The Lady from across the hall stopped at pointed at me, “Jes, day leaking…” She giggled at me.
“Huh?” I asked then quickly felt the warm and wet seeping through my right sleeve. “Oh, Monty,” I sighed. I turned to go back to my apartment in order to give both boys a pee break. It was too late for Lamont but I tried to make it back to the apartment before Fred had to go. As I scrambled for my keys, Fred let loose and soaked my right arm. “Oh, Fred,” I sighed, “You too?”
“Es you ready, Erry Ahnn?” the Lady said as I finally got the keys in my hand.
“Yes,” I sighed as I turned around, “Let’s do this…”
The Lady began to say a prayer and waved her oversized cross over the boys. I only understood
“Hamen” and “Jesus” as she worked. The boys were growing more frustrated with the whole situation. I shifted and readjusted the boys in their blanket.
Then it happened…a candle went out.
The Lady from across the hall stopped mid prayer and gasped. “Es…es…el diablo…” she said in a loud whisper, “Eh no want da boys to be with Jesus.” She pointed at the candle as if she had called out the devil himself.
“I don’t think Alfalfa’s spirit put out the candle. Besides…” I started to say but was interrupted with another gasp. “What?” I asked bending over. Looking down I saw what had disturbed her. There was a single bean in the candle. The bean must have put out the candle when it fell from the boys blanket.
At this point in time I must admit that I was in a moral dilemma. I had two choices: 1) I could simply go along with her assumption that indeed Alfalfa had risen from the dead to come haunt HER and stop THIS specific blessing. OR 2) I could tell her that the boys had let go several beans when in my arm and one HAPPENED to fall on the candle and put out the flame. What to do… What to do… I took the middle road.
“Ok, well,” I said in my best ‘amazed’ voice, “I think this means that the blessing is over.”
“Jes?” the Lady from across the hallway asked me.
“Yes,” I said with my best sad face. The Lady looked down at her feet in obvious disappointment. Seeing her reaction, I felt bad for yanking the Lady’s joy rug. “Well,” I said, “perhaps just a bit of oil on their heads to keep them safe?”
“Jes!” she said and whipped out a vial of holy oil from thin air. “Ok,” she said, “You be with Jesus,” she said to Fred as she put some oil on her finger then his head. Fred purred when she made contact. “Es, a good boy,” she said to Fred. “Eh, you, be with Jesus,” she said to Lamont putting oil on his head. Lamont protested with a loud wheek. “Eh, like Jesus,” she said smiling at me.

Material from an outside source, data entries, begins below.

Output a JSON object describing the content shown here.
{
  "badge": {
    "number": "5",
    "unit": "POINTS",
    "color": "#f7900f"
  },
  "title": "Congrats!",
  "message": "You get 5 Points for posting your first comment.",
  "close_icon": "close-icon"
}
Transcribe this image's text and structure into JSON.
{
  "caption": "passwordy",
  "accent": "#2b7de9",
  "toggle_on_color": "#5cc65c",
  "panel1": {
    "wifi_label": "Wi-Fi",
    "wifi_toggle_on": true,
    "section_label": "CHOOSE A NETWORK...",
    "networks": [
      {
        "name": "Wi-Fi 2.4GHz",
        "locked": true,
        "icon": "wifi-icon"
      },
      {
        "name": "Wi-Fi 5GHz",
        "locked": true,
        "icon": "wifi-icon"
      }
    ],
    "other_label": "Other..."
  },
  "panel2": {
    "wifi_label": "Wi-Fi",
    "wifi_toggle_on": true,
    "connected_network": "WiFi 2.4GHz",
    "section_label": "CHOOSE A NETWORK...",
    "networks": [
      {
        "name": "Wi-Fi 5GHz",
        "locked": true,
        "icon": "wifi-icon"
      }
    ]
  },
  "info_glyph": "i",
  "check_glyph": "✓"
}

“Yes,” I confirmed, “They both like Jesus.” I turned to go back to the apartment. Then I remembered, “Thank you,” I said turning back.
“Is ok,” the Lady said, “Eh, Erry Ahnn,” she called.
“Jes?” I said mimicking her voice.
“El Dialbo…” she said quietly, “Es a good boy…”
“Yes,” I agreed, “He was a good boy.”
“Es with Jesus now…” she told me.
“Yes,” I sighed, “He’s with Jesus.”
“Ok,” she said more to herself than me. Then asked me, “We got da bean and rice?”
“Beans and rice?” I asked.
“Jes,” she said with a big smile.
“Give me two minutes to put the boys down and change my shirt…” I said excitedly, “I’ll be over…”
“Ok,” she smiled then repeated, “OK!”
As I walked back to my apartment I smiled to myself, ‘Alfalfa, you devil,’ I thought. My happy day dream was interrupted when I felt first Lamont then Fred almost simultaneously pee on me. “BOYS!” was all I could say.